“Com esta fábrica damos mais um passo importante para globalização de nossos produtos no mercado brasileiro e para produzir o segundo carro global da marca projetado por nossa engenharia brasileira”, disse Steven Armstrong, presidente da Ford América do Sul, referindo-se ao novo Ka – que chega após o EcoSpport global lançado em 2012. “O plano inicial é fornecer motores para os veículos feitos aqui, mas outras opções podem surgir para abastecer outras unidades da Ford”, admitiu.
O novo motor de três cilindros produzido em Camaçari é da mesma família do EcoBoost 1.0 lançado em 2013 pela Ford na Europa e China, com até 130 cavalos, para equipar modelos como o New Fiesta, Focus e o próprio EcoSport. Porém, a versão brasileira não tem o Eco (injeção direta de combustível) nem o Boost (turboalimentação), por isso é menos potente. Mas fontes de mercado asseguram que a Ford também produzirá a versão turbinada no Brasil, para equipar versões topo de gama de seus modelos, hoje quase iguais aos feitos na Europa.
ALTO POTENCIAL PRODUTIVO
O regime de trabalho em Camaçari começa em apenas um turno, mas se adotar três turnos na usinagem e dois na montagem final pode alcançar as 210 mil unidades/ano e assim se tornar a segunda maior planta a produzir esta família 1.0 de três cilindros, hoje já fabricada pela Ford (mas com injeção direta e turbo) em Colônia, Alemanha (capacidade de 236 mil/ano), Craiova, na Romênia (102 mil/ano), e Chongquing, na China (47 mil/ano).

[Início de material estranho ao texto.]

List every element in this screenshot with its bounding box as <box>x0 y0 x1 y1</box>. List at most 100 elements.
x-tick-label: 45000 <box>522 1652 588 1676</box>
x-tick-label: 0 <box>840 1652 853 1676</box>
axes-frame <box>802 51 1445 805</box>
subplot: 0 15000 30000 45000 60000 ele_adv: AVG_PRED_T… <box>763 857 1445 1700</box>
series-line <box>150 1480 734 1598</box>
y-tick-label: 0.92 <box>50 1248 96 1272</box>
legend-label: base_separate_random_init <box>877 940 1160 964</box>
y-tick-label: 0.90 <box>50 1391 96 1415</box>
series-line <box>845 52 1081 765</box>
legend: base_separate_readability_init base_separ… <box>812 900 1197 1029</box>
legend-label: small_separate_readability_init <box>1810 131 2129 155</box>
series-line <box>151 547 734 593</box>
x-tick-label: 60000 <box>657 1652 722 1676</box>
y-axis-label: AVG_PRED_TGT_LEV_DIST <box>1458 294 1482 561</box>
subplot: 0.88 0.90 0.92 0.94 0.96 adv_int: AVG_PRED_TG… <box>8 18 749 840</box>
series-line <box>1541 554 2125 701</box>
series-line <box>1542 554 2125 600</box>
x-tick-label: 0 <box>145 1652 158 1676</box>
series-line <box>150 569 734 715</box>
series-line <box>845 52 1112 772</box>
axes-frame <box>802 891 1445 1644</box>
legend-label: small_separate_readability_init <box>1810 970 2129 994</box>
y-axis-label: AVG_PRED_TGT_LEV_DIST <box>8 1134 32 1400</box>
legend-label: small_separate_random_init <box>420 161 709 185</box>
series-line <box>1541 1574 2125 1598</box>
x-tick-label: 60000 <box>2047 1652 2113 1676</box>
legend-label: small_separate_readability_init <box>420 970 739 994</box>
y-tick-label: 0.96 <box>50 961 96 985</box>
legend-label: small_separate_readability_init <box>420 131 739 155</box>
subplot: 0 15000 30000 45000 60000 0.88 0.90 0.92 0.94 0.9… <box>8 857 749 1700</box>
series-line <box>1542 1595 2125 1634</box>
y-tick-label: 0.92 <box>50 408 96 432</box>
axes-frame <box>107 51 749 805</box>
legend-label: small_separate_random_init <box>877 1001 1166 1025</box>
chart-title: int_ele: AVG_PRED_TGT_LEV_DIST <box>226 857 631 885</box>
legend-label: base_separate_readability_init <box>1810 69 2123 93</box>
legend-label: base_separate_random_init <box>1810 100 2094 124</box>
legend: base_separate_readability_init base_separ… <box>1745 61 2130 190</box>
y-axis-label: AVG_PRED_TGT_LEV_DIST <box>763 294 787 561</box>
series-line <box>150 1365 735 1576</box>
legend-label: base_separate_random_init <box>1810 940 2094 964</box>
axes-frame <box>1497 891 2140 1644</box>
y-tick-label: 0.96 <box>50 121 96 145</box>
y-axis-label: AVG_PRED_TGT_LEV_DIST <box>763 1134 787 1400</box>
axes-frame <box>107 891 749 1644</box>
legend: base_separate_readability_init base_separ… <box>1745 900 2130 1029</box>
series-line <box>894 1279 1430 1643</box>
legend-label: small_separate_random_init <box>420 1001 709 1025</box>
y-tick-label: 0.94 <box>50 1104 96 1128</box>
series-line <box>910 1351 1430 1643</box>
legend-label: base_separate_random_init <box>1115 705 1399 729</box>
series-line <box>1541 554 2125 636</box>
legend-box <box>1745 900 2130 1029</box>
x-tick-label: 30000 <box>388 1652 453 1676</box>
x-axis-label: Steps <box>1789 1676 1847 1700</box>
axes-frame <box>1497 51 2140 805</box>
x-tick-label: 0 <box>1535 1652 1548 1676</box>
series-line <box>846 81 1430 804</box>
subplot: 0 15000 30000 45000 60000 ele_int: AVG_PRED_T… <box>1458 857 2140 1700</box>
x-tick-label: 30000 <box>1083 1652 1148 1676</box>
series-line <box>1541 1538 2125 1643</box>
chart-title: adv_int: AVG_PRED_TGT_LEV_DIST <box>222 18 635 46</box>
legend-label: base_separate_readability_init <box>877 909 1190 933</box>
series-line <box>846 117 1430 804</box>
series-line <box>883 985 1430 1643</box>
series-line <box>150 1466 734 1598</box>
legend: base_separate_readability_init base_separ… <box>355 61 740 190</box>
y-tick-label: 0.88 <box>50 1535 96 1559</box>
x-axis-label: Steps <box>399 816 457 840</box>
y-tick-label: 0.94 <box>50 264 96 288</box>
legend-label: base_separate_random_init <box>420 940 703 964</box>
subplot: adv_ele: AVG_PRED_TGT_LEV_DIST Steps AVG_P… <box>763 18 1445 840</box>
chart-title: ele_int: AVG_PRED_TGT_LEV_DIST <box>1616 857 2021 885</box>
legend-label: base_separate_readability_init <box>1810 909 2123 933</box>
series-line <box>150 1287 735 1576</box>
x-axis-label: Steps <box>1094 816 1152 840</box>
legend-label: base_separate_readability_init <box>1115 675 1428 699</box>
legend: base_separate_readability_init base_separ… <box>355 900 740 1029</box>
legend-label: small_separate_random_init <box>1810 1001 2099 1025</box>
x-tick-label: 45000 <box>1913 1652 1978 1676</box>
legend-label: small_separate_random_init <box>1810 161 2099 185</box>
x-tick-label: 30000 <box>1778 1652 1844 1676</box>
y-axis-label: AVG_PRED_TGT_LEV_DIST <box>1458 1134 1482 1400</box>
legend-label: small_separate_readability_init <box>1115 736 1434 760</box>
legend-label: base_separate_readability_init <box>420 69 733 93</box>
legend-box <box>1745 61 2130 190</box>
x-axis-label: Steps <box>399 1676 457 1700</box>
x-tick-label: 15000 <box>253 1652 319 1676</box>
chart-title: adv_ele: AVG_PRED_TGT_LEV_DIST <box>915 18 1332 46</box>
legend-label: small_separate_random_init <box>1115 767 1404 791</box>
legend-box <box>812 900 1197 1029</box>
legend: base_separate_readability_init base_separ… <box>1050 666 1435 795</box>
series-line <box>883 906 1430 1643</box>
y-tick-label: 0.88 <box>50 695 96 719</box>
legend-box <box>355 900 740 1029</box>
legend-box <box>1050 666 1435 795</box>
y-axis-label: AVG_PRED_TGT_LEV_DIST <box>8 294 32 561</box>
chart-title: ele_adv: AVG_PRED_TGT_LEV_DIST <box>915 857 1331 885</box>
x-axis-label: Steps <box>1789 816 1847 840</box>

Ao somar a capacidade de 500 mil propulsores Sigma por ano da fábrica de Taubaté (SP), a Ford ganhou alto potencial produtivo de motores no Brasil, indicando a possibilidade de futuras exportações. O Sigma já é exportado para o México e o novo 1.0 3C Duplo Comando eventualmente também poderá ser enviado a mercados que, assim como o Brasil, para conter custos adotam a versão com injeção indireta, hoje fabricada exclusivamente em Camaçari.
“A ideia foi fazer um produto local com base global”, diz Volker Heumann, gerente de desenvolvimento de motores da Ford América do Sul. Ele conta que o projeto do 1.0 3C com injeção multiponto indireta começou a ser desenvolvido no Brasil há cerca de três anos, portanto antes mesmo do lançamento do 1.0 EcoBoost. “Fizemos o trabalho em paralelo, porque precisávamos de uma versão sem a injeção direta, que custa mais caro e nem sempre esse custo compensa quando aplicado a um carro 1.0”, explica. Mas ele admite que o propulsor “está pronto para aplicações futuras”, podendo, portanto, agregar a injeção direta e turboalimentação caso exista demanda para isso.